IT Focus Area: security
September 17, 2015
Dealing with the Devil You Know: Cyber Security and the Insider Threat
You’ve probably heard the old English proverb, “Better the devil you know than the devil you don’t.”
Cybercrime is an exception to this advice. Outsiders such as hackers, organized crime groups, terrorists and nation-states may be the "bad guys" we don’t know and love to hate, but insider threats can be far more costly and damaging. Whether it’s through malicious intent or the inadvertent compromise of data through negligence, lost mobile devices or targeted phishing campaigns, insiders pose a tremendous threat to IT security.
And it doesn’t stop at employees. As the Target breach demonstrated, cybercriminals often use service providers, contractors, and suppliers as stepping stones to reach desired data.
The average number of days attackers are present on a network before being discovered is high—ranging from 205 to 256, depending on which report you read (FireEye’s 2015 M-Trends or Ponemon’s 2015 Cost of Data Breach). And the number of days it takes to resolve an incident is also high, averaging around 30. That number pales in comparison to how long it takes to remediate an incident when an insider is involved, which is more than double at a troubling 64 days.

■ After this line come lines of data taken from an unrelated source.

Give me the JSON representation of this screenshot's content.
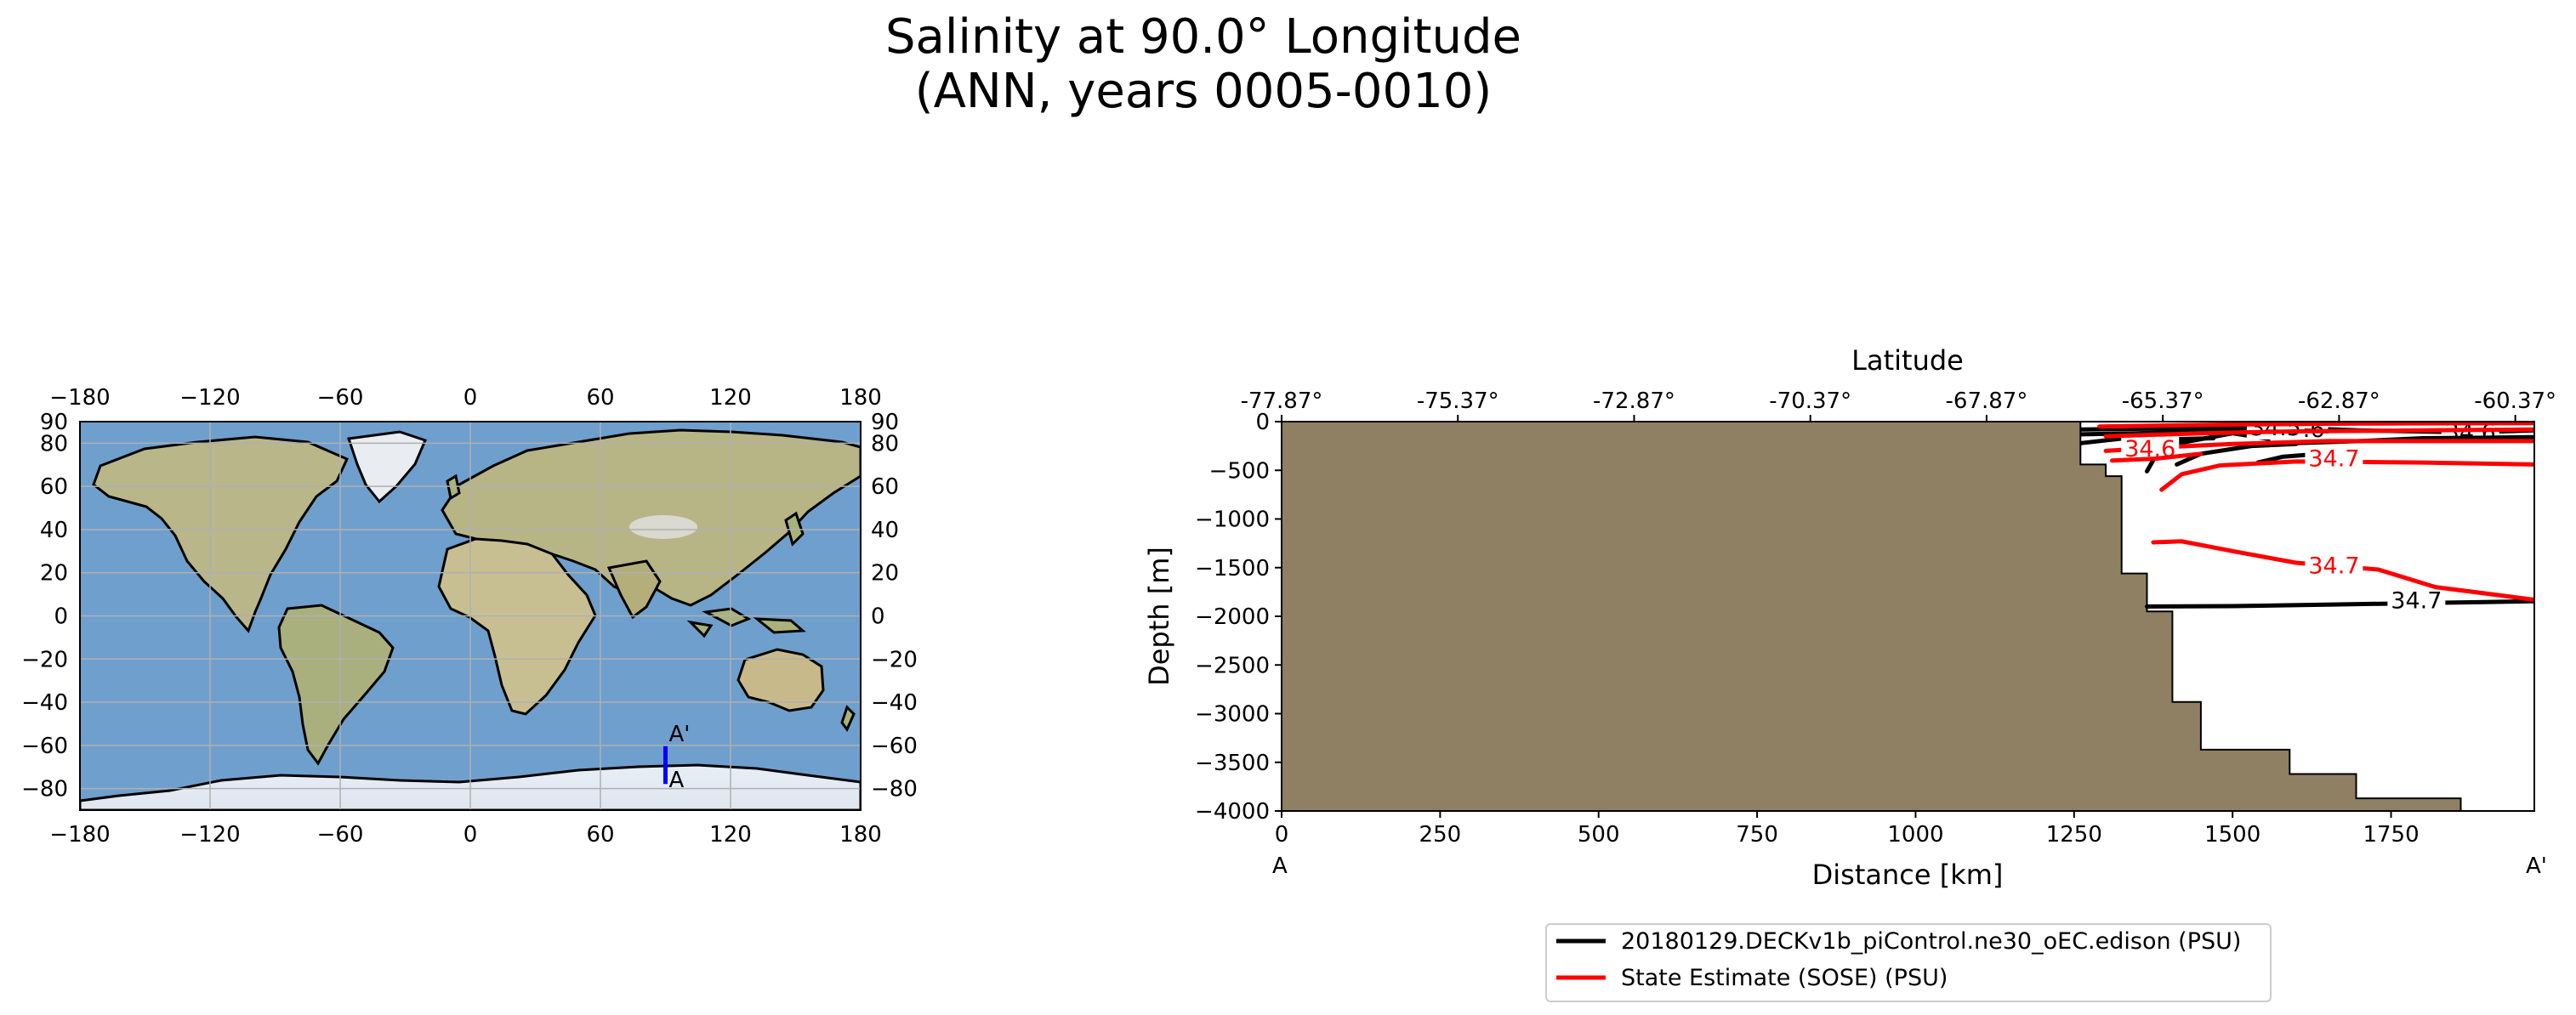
{
  "title": {
    "line1": "Salinity at 90.0° Longitude",
    "line2": "(ANN, years 0005-0010)"
  },
  "colors": {
    "model": "#000000",
    "obs": "#ff0000",
    "land": "#8f8064",
    "ocean": "#7fa8cf",
    "transect": "#0000ff",
    "grid": "#b0b0b0"
  },
  "map": {
    "x_ticks": [
      "−180",
      "−120",
      "−60",
      "0",
      "60",
      "120",
      "180"
    ],
    "y_ticks": [
      "90",
      "80",
      "60",
      "40",
      "20",
      "0",
      "−20",
      "−40",
      "−60",
      "−80"
    ],
    "y_ticks_right": [
      "90",
      "80",
      "60",
      "40",
      "20",
      "0",
      "−20",
      "−40",
      "−60",
      "−80"
    ],
    "x_tick_values": [
      -180,
      -120,
      -60,
      0,
      60,
      120,
      180
    ],
    "y_tick_values": [
      90,
      80,
      60,
      40,
      20,
      0,
      -20,
      -40,
      -60,
      -80
    ],
    "transect": {
      "lon": 90.0,
      "lat_start": -77.87,
      "lat_end": -60.37
    },
    "start_label": "A",
    "end_label": "A'"
  },
  "chart_data": {
    "type": "line",
    "title": "",
    "xlabel": "Distance [km]",
    "ylabel": "Depth [m]",
    "top_xlabel": "Latitude",
    "xlim": [
      0,
      1976
    ],
    "ylim": [
      -4000,
      0
    ],
    "x_ticks": [
      0,
      250,
      500,
      750,
      1000,
      1250,
      1500,
      1750
    ],
    "x_tick_labels": [
      "0",
      "250",
      "500",
      "750",
      "1000",
      "1250",
      "1500",
      "1750"
    ],
    "y_ticks": [
      0,
      -500,
      -1000,
      -1500,
      -2000,
      -2500,
      -3000,
      -3500,
      -4000
    ],
    "y_tick_labels": [
      "0",
      "−500",
      "−1000",
      "−1500",
      "−2000",
      "−2500",
      "−3000",
      "−3500",
      "−4000"
    ],
    "top_ticks_km": [
      0,
      278,
      556,
      834,
      1112,
      1390,
      1668,
      1946
    ],
    "top_tick_labels": [
      "-77.87°",
      "-75.37°",
      "-72.87°",
      "-70.37°",
      "-67.87°",
      "-65.37°",
      "-62.87°",
      "-60.37°"
    ],
    "start_label": "A",
    "end_label": "A'",
    "bathymetry": [
      [
        0,
        -4000
      ],
      [
        0,
        0
      ],
      [
        1260,
        0
      ],
      [
        1260,
        -440
      ],
      [
        1300,
        -440
      ],
      [
        1300,
        -560
      ],
      [
        1325,
        -560
      ],
      [
        1325,
        -1560
      ],
      [
        1365,
        -1560
      ],
      [
        1365,
        -1950
      ],
      [
        1405,
        -1950
      ],
      [
        1405,
        -2880
      ],
      [
        1450,
        -2880
      ],
      [
        1450,
        -3370
      ],
      [
        1590,
        -3370
      ],
      [
        1590,
        -3620
      ],
      [
        1695,
        -3620
      ],
      [
        1695,
        -3870
      ],
      [
        1860,
        -3870
      ],
      [
        1860,
        -4000
      ]
    ],
    "series": [
      {
        "name": "20180129.DECKv1b_piControl.ne30_oEC.edison (PSU)",
        "color": "#000000",
        "contours": [
          {
            "level": "34.7",
            "label_at": [
              1790,
              -1840
            ],
            "points": [
              [
                1365,
                -1900
              ],
              [
                1500,
                -1895
              ],
              [
                1650,
                -1880
              ],
              [
                1830,
                -1860
              ],
              [
                1976,
                -1845
              ]
            ]
          },
          {
            "level": "34.6",
            "label_at": [
              1875,
              -110
            ],
            "points": [
              [
                1262,
                -80
              ],
              [
                1400,
                -70
              ],
              [
                1550,
                -55
              ],
              [
                1700,
                -90
              ],
              [
                1876,
                -110
              ],
              [
                1976,
                -90
              ]
            ]
          },
          {
            "level": "34.6",
            "label_at": [
              1605,
              -80
            ],
            "points": [
              [
                1262,
                -220
              ],
              [
                1330,
                -170
              ],
              [
                1400,
                -240
              ],
              [
                1500,
                -120
              ],
              [
                1600,
                -220
              ],
              [
                1700,
                -200
              ],
              [
                1800,
                -170
              ],
              [
                1976,
                -160
              ]
            ]
          },
          {
            "level": "34.5",
            "label_at": [
              1568,
              -60
            ],
            "points": [
              [
                1262,
                -130
              ],
              [
                1350,
                -120
              ],
              [
                1450,
                -100
              ],
              [
                1550,
                -80
              ],
              [
                1650,
                -100
              ]
            ]
          },
          {
            "level": "",
            "label_at": null,
            "points": [
              [
                1365,
                -510
              ],
              [
                1385,
                -280
              ],
              [
                1410,
                -180
              ],
              [
                1470,
                -170
              ]
            ]
          },
          {
            "level": "",
            "label_at": null,
            "points": [
              [
                1412,
                -440
              ],
              [
                1450,
                -330
              ],
              [
                1530,
                -250
              ],
              [
                1600,
                -230
              ]
            ]
          },
          {
            "level": "",
            "label_at": null,
            "points": [
              [
                1540,
                -420
              ],
              [
                1580,
                -360
              ],
              [
                1640,
                -330
              ]
            ]
          }
        ]
      },
      {
        "name": "State Estimate (SOSE) (PSU)",
        "color": "#ff0000",
        "contours": [
          {
            "level": "34.7",
            "label_at": [
              1660,
              -1480
            ],
            "points": [
              [
                1375,
                -1240
              ],
              [
                1420,
                -1230
              ],
              [
                1500,
                -1330
              ],
              [
                1600,
                -1450
              ],
              [
                1730,
                -1520
              ],
              [
                1820,
                -1700
              ],
              [
                1976,
                -1830
              ]
            ]
          },
          {
            "level": "34.7",
            "label_at": [
              1660,
              -380
            ],
            "points": [
              [
                1388,
                -700
              ],
              [
                1420,
                -540
              ],
              [
                1480,
                -450
              ],
              [
                1600,
                -410
              ],
              [
                1800,
                -420
              ],
              [
                1976,
                -440
              ]
            ]
          },
          {
            "level": "34.6",
            "label_at": [
              1370,
              -280
            ],
            "points": [
              [
                1300,
                -300
              ],
              [
                1400,
                -260
              ],
              [
                1500,
                -230
              ],
              [
                1650,
                -200
              ],
              [
                1976,
                -200
              ]
            ]
          },
          {
            "level": "",
            "label_at": null,
            "points": [
              [
                1300,
                -150
              ],
              [
                1450,
                -120
              ],
              [
                1600,
                -100
              ],
              [
                1800,
                -90
              ],
              [
                1976,
                -80
              ]
            ]
          },
          {
            "level": "",
            "label_at": null,
            "points": [
              [
                1290,
                -50
              ],
              [
                1500,
                -30
              ],
              [
                1700,
                -20
              ],
              [
                1976,
                -15
              ]
            ]
          },
          {
            "level": "",
            "label_at": null,
            "points": [
              [
                1310,
                -400
              ],
              [
                1380,
                -380
              ],
              [
                1450,
                -330
              ]
            ]
          }
        ]
      }
    ],
    "legend": {
      "placement": "bottom-center",
      "entries": [
        {
          "label": "20180129.DECKv1b_piControl.ne30_oEC.edison (PSU)",
          "color": "#000000"
        },
        {
          "label": "State Estimate (SOSE) (PSU)",
          "color": "#ff0000"
        }
      ]
    }
  }
}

The ability to quickly detect and respond to threats has never been more crucial, but many organizations do not have insider-threat programs in place and are struggling to deal with the issue. Security tools such as firewalls and access controls are designed to protect against untrusted external attackers, not trusted insiders.
So how do you know if your organization is doing enough to address insider threats?
Consider these questions:
Do you have an insider threat program in place?
Do you have the ability to define normal user behavior and/or identify abnormal behavior?
Do you automate the auditing of user behavior?
How far along are you with an effective identity and access management (IAM) program?
Do you audit the security practices of your service providers, contractors and other business partners?
Do you pay special attention to users with privileged access?
How are you auditing user policy adherence?
If you are surprised by how many of these questions you cannot answer, you are not alone.
Many organizations are so focused on the latest external threat that they overlook their own business ecosystem, and are not equipped to detect or respond to internal threats.
Specialized tools and services can help you form a strong insider threat strategy.
In addition to best practices such as robust personnel background checks, security awareness programs and policy strategies for social media and BYOD, there are tools and services available to help you mitigate insider threats.
Solutions such as data loss prevention (DLP), IAM, security information and event management (SIEM), network analytics and user behavior analytics (UBA) facilitate the detection of users with high-risk identity profiles, as well as high-risk activity, access, and events associated with insider threats.
Professional services such as security program assessments help to evaluate the overall state of your organization’s security and identify gaps exposing you to insider threats. And compromise assessments can determine whether or not malicious activity is already taking place on your network.
Developing a comprehensive insider threat strategy shouldn’t be an afterthought.
In today’s cyber-security landscape, it’s no longer enough to look outwards and focus on what's coming in; in order to effectively address insider threats, security teams should also look inwards to evaluate what's going on within the company, and what's going out.
With the right approach, you can gather the actionable insider threat intelligence you need to get visibility into the highest-risk users in your environment and the tools to monitor, report on, and investigate them. This helps you transform user data into an operational asset, and can prevent your organization from making the wrong kind of headlines.